Famiglia

Fine della convivenza, la casa al figlio non esonera dall'assegno

Lo ha stabilito la Corte di cassazione, con la sentenza n. 663 depositata oggi, rigettando il ricorso del papà

di Francesco Machina Grifeo

A seguito della cessazione della convivenza, il trasferimento al figlio della proprietà di un immobile non mette al riparo il genitore dal versamento dell'assegno di mantenimento. E ciò anche se c'era stato accordo tra le parti e le condizioni economiche sono rimaste immutate. Lo ha stabilito la Corte di cassazione, con la sentenza n. 663 depositata oggi, rigettando il ricorso del papà ed affermando un principio di diritto.

In primo grado, invece, il Tribunale di Cosenza aveva dichiarato inammissibile la domanda della madre volta ad ottenere il mantenimento per il figlio (nato nel maggio del ‘99 dalla convivenza more uxorio col convenuto), considerato il mancato mutamento delle condizioni economiche successivamente alla stipula, il 30/10/2012, di un accordo in forza del quale il padre aveva trasferito al figlio la proprietà di un immobile, ottenendo in cambio l'esonero da obblighi di contribuzione «salve spese scolastiche e di abbigliamento». Il giudice si limitò a precisare che il resistente doveva contribuire alle spese di vestiario ed a quelle straordinarie sostenute dalla ricorrente per il figlio, documentate e concordate, nella misura del 50%.

La Corte d'appello di Catanzaro, tuttavia, in accoglimento del reclamo proposto dalla donna, stabilì che il padre era tenuto a contribuire al mantenimento del figlio anche con un assegno mensile di 250,00 euro.
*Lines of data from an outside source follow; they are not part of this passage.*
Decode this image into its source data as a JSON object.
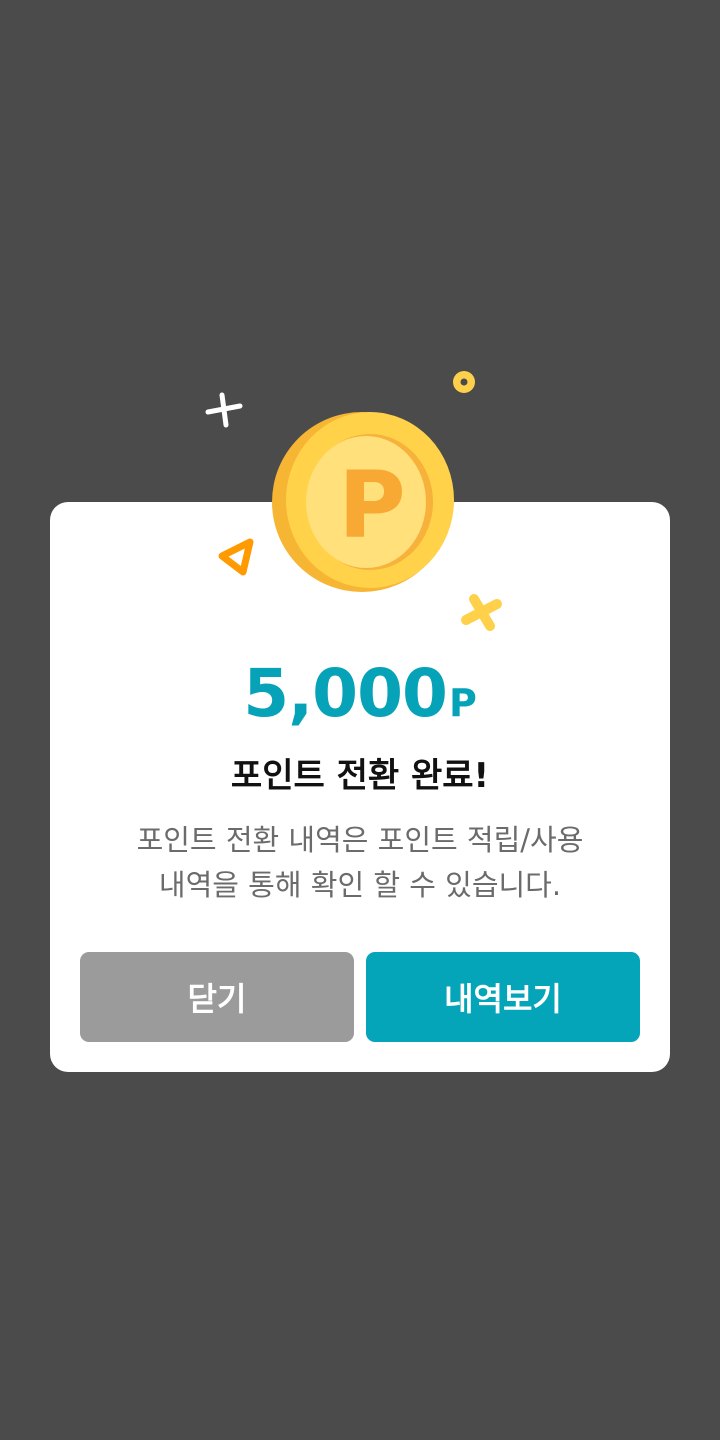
{
  "colors": {
    "background": "#4b4b4b",
    "dialog": "#ffffff",
    "accent": "#04a5b8",
    "close_button": "#9b9b9b",
    "coin": "#ffd04a",
    "coin_letter": "#f7a934"
  },
  "icons": {
    "coin": "coin-p-icon",
    "sparkles": [
      "plus-sparkle-icon",
      "circle-sparkle-icon",
      "triangle-sparkle-icon",
      "cross-sparkle-icon"
    ]
  },
  "coin": {
    "letter": "P"
  },
  "result": {
    "amount": "5,000",
    "unit": "P",
    "title": "포인트 전환 완료!",
    "description_line1": "포인트 전환 내역은 포인트 적립/사용",
    "description_line2": "내역을 통해 확인 할 수 있습니다."
  },
  "buttons": {
    "close_label": "닫기",
    "history_label": "내역보기"
  }
}
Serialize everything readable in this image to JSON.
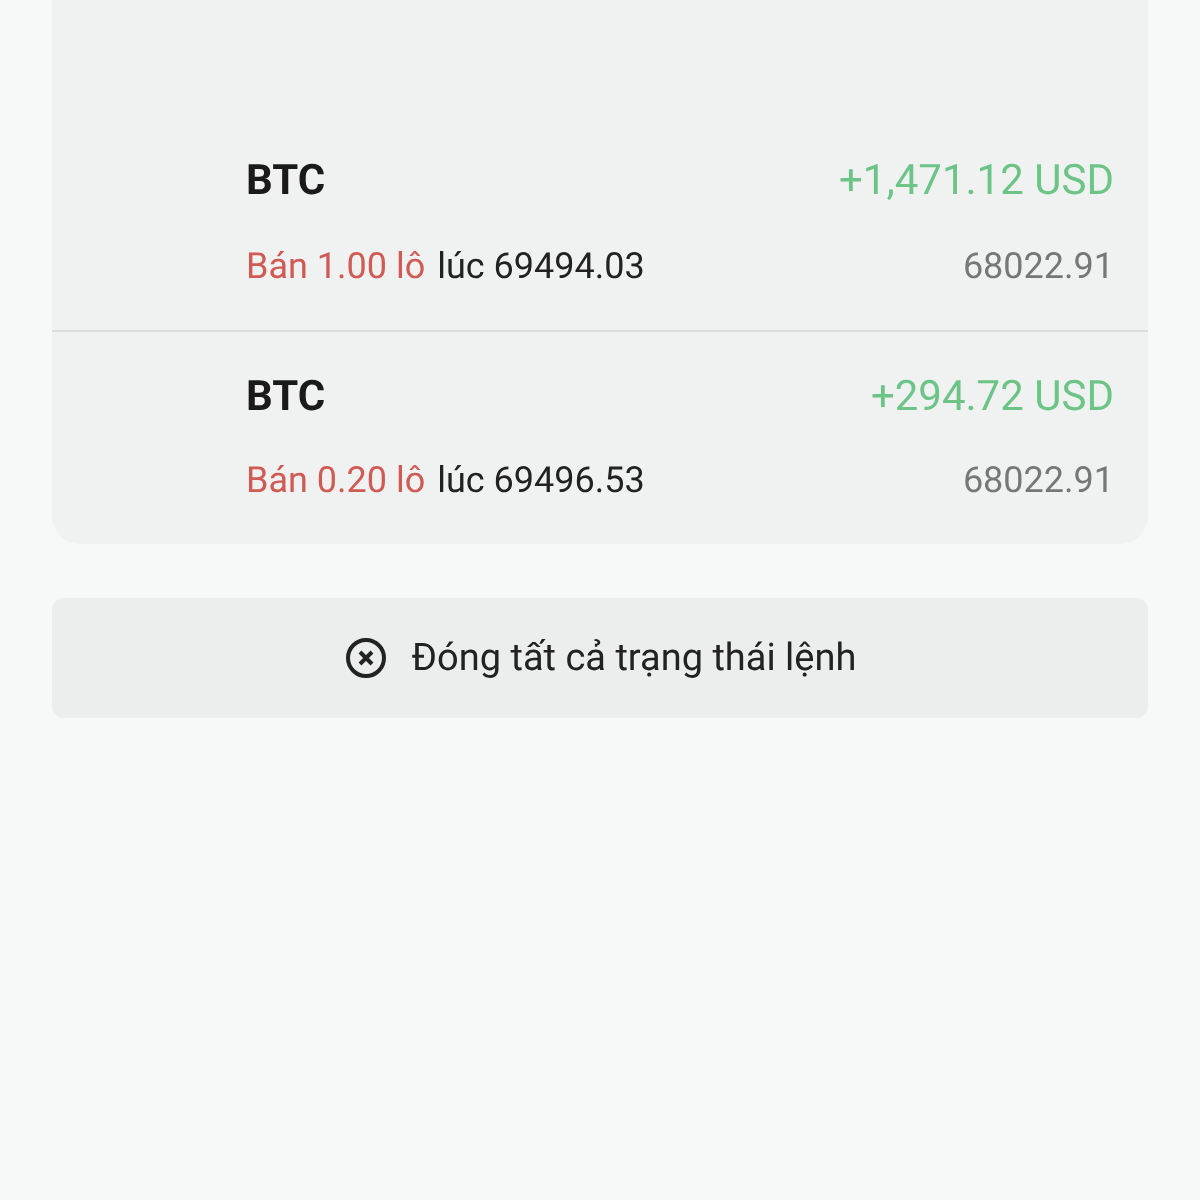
{
  "positions": [
    {
      "symbol": "BTC",
      "profit": "+1,471.12 USD",
      "order": "Bán 1.00 lô",
      "at_price": "lúc 69494.03",
      "current_price": "68022.91"
    },
    {
      "symbol": "BTC",
      "profit": "+294.72 USD",
      "order": "Bán 0.20 lô",
      "at_price": "lúc 69496.53",
      "current_price": "68022.91"
    }
  ],
  "close_all_button": {
    "label": "Đóng tất cả trạng thái lệnh"
  }
}
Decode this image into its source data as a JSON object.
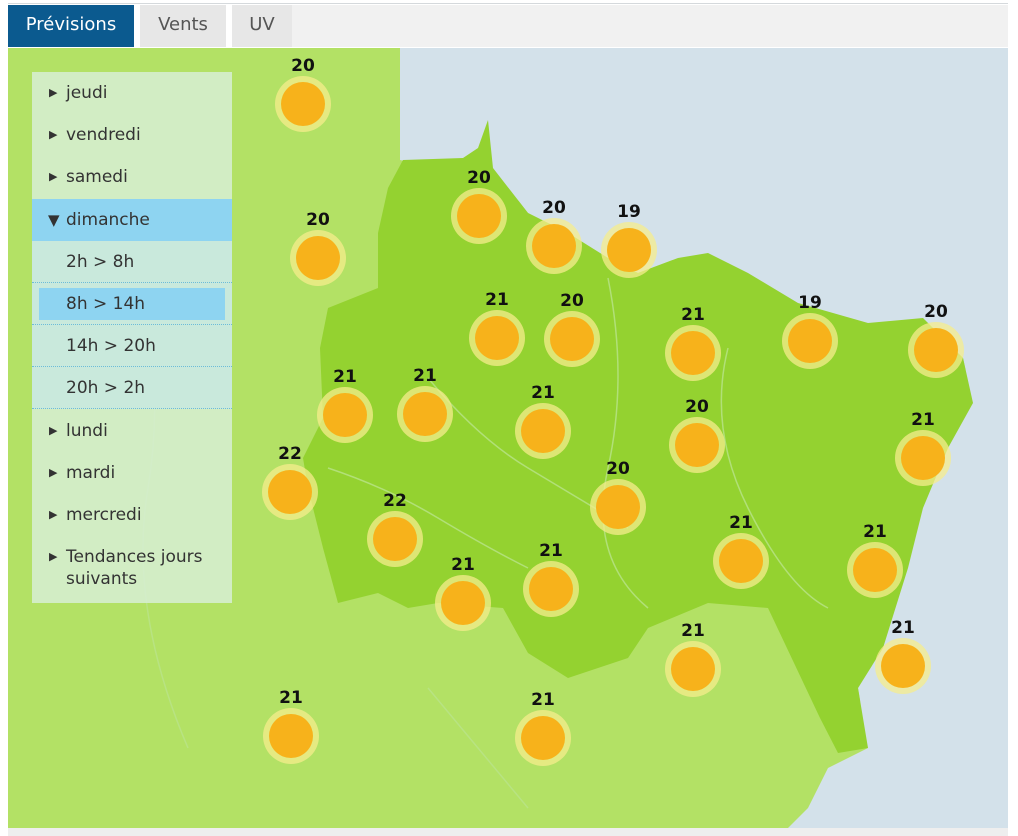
{
  "tabs": [
    {
      "label": "Prévisions",
      "active": true
    },
    {
      "label": "Vents",
      "active": false
    },
    {
      "label": "UV",
      "active": false
    }
  ],
  "menu": {
    "days_before": [
      "jeudi",
      "vendredi",
      "samedi"
    ],
    "open_day": "dimanche",
    "slots": [
      "2h > 8h",
      "8h > 14h",
      "14h > 20h",
      "20h > 2h"
    ],
    "selected_slot": "8h > 14h",
    "days_after": [
      "lundi",
      "mardi",
      "mercredi"
    ],
    "trends": "Tendances jours suivants"
  },
  "map": {
    "weather_icon": "sun-icon",
    "colors": {
      "sea": "#d3e1ea",
      "land": "#b3e165",
      "region": "#94d230",
      "sun": "#f7b21b",
      "selected": "#8ed4f1",
      "active_tab": "#0b5a8f"
    },
    "temperatures": [
      "20",
      "20",
      "20",
      "20",
      "19",
      "21",
      "20",
      "21",
      "19",
      "20",
      "21",
      "21",
      "21",
      "20",
      "21",
      "22",
      "20",
      "22",
      "21",
      "21",
      "21",
      "21",
      "21",
      "21",
      "21",
      "21"
    ]
  }
}
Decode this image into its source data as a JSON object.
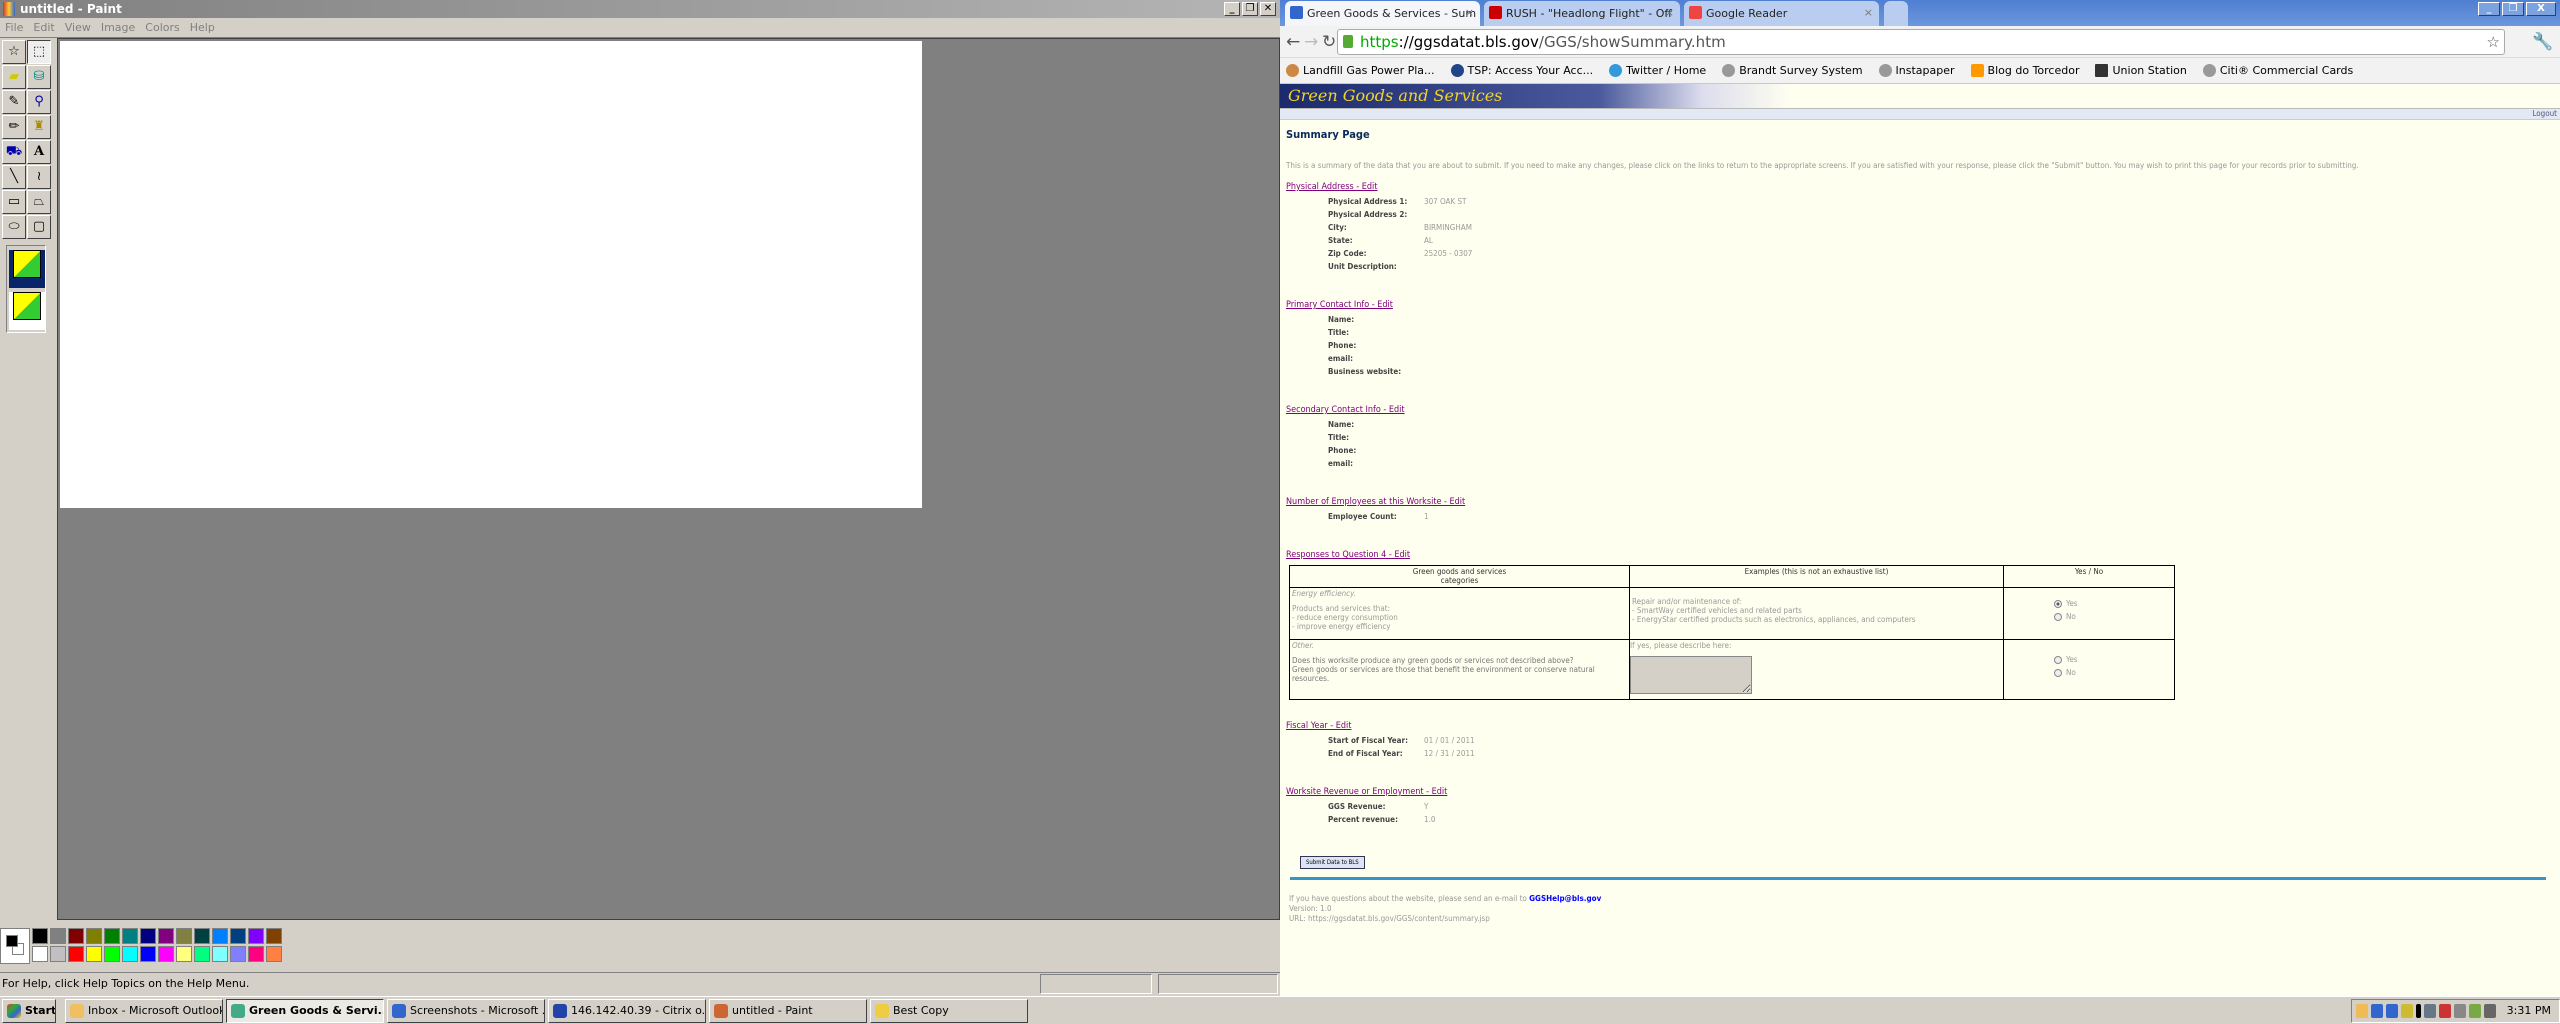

E ciò perché l'accordo negoziale del 2012, "trascendendo dagli interessi disponibili delle parti", era inefficace in mancanza di un controllo giudiziario - del tipo di quello che interviene in sede di omologazione della separazione consensuale o di divorzio a seguito di istanza congiunta – necessario a verificarne la conformità all'interesse morale e materiale del figlio.

Proposto ricorso, la Suprema corte lo ha rigettato. In sostanza, spiega la decisione, l'accordo, benché valido, e pure in assenza di un sopravvenuto mutamento delle condizioni economiche dei genitori, non preclude al giudice che sia chiamato a valutarne la rispondenza agli obblighi di mantenimento del figlio, e che lo reputi inidoneo o insufficiente allo scopo, di integrarlo e/o di modificarlo. E nell'operare tale valutazione il giudice deve ispirarsi al criterio fondamentale dell'esclusivo interesse morale e materiale della prole (art. 337 ter, 2° co., cod. civ.). Sicché, prosegue la decisione, l'adozione dei provvedimenti ritenuti opportuni non solo non incontra i limiti processuali ( costituiti dal dovere di rispetto del principio della domanda e del principio dispositivo) di cui all'art.112 cod. proc. civ., "ma, a maggior ragione, non può ritenersi subordinata alla salvaguardia dei patti liberamente stipulati dai genitori nell'esercizio della loro autonomia negoziale, il cui contenuto e la cui congruità formano per l'appunto oggetto di delibazione".

«In tema di mantenimento dei figli nati da genitori non coniugati – scrive in conclusione la Cassazione dettando un principio di diritto -, alla luce del disposto di cui all'art.337 ter quarto comma c.c., anche un accordo negoziale intervenuto tra i genitori non coniugati e non conviventi, al fine di disciplinare le modalità di contribuzione degli stessi ai bisogni e necessità dei figli, è riconosciuto valido come espressione dell'autonomia privata e pienamente lecito nella materia, non essendovi necessità di un'omologazione o controllo giudiziale preventivo; tuttavia, avendo tale accordo ad oggetto l'adempimento di un obbligo ex lege, l'autonomia contrattuale delle parti assolve allo scopo solo di regolare le concrete modalità di adempimento di una prestazione comunque dovuta ed incontra un limite, sotto il profilo della perdurante e definitiva vincolatività fra le parti del negozio concluso, nell'effettiva corrispondenza delle pattuizioni in esso contenute all'interesse morale e materiale della prole».